Version: 4.7.x-1.0 » 4.7.x-1.x-dev

I think this is the right place to discuss the database structure.

Having upgraded a site to Drupal5.x and the 5.x-1.0 of this module I decided to test its speed with the Devel module. While everything runs smoothly, I'm getting strange readings. This module seems to be firing the SQL queries twice for every page view. This is also slowing down the site when tagging 250+ nodes with this module.

I will post the Devel logs later today if it helps but Robrecht I think the database definitely needs some optimisations.

R.Muilwijk’s picture

Version: 4.7.x-1.x-dev » 5.x-1.9

ID is still a varchar. When looking through the code I don't see any functionality which needs it in the module and it could just be a integer.

Leeteq’s picture

Title: Database structure » Meta tags tables structure

I assume that since we are still on 1.x, there has not been any major changes to the tables structure yet (since 5.0)?

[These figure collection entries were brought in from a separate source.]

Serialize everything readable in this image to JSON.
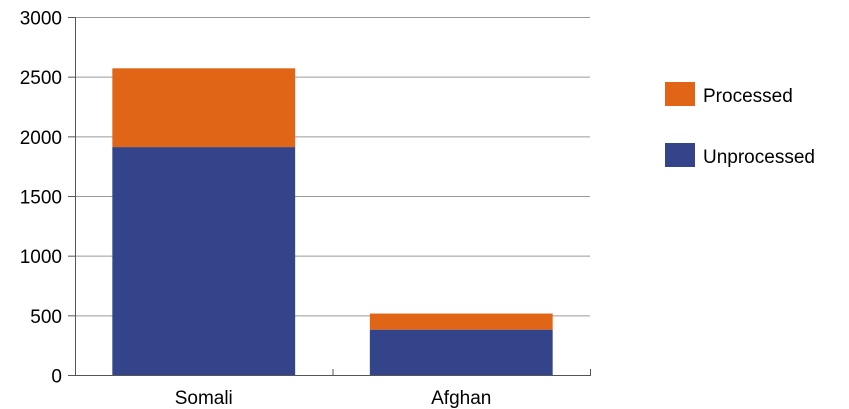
{
  "chart_data": {
    "type": "bar",
    "stacked": true,
    "categories": [
      "Somali",
      "Afghan"
    ],
    "series": [
      {
        "name": "Unprocessed",
        "values": [
          1910,
          380
        ],
        "color": "#34448A"
      },
      {
        "name": "Processed",
        "values": [
          660,
          135
        ],
        "color": "#E06516"
      }
    ],
    "title": "",
    "xlabel": "",
    "ylabel": "",
    "ylim": [
      0,
      3000
    ],
    "yticks": [
      "0",
      "500",
      "1000",
      "1500",
      "2000",
      "2500",
      "3000"
    ],
    "grid": true,
    "legend_position": "right",
    "legend_order": [
      "Processed",
      "Unprocessed"
    ]
  }
}
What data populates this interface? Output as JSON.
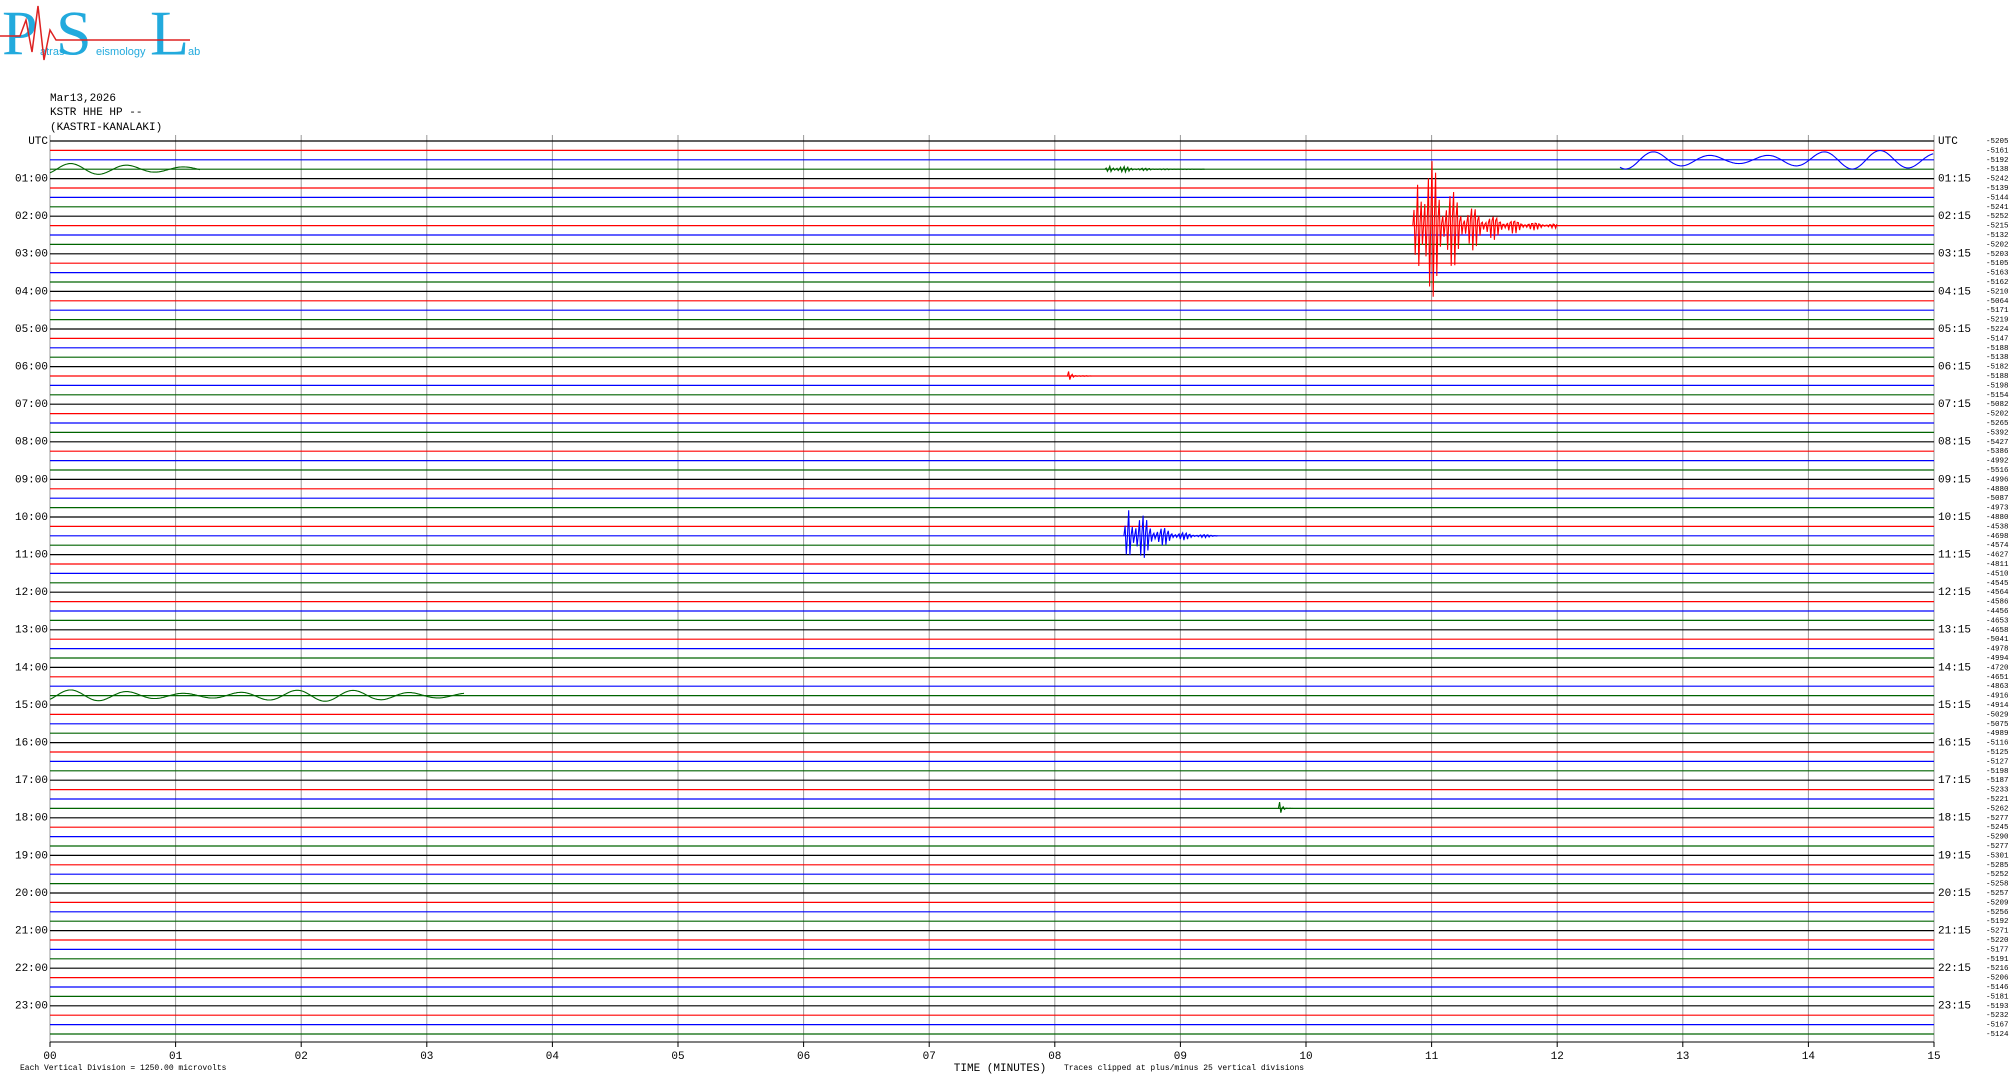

I have not investigated, so can anyone confirm #3: "firing the SQL queries twice for every page view", and if so, give a brief rationale for doing double queries?. Practical to know.

Robrecht Jacques’s picture

There is no rationale for double queries - indeed they should not be present. Did you enable the Meta tags block? This might explain it (in this case the query should be cached). If you did not enable the block I'm unsure what triggers the double queries... I'll investigate.

The database structure has not changed. The reason the ID is VARCHAR is:

So, basically, there are now two reasons to keep varchar as id:
- using "page" + "path" for any page (that can not be identified in any other way) - a planned feature on medium to long term,
- using "views" + "path" for views.module (because that's what the author advised) - a planned feature on short term.

avpaderno’s picture

Status: Active » Closed (won't fix)

As the Drupal 5 version is not supported anymore, I am changing the status of this report.

This report is for an old Drupal 5 version; I would suggest to install version 5.x-1.12, which is the latest official release.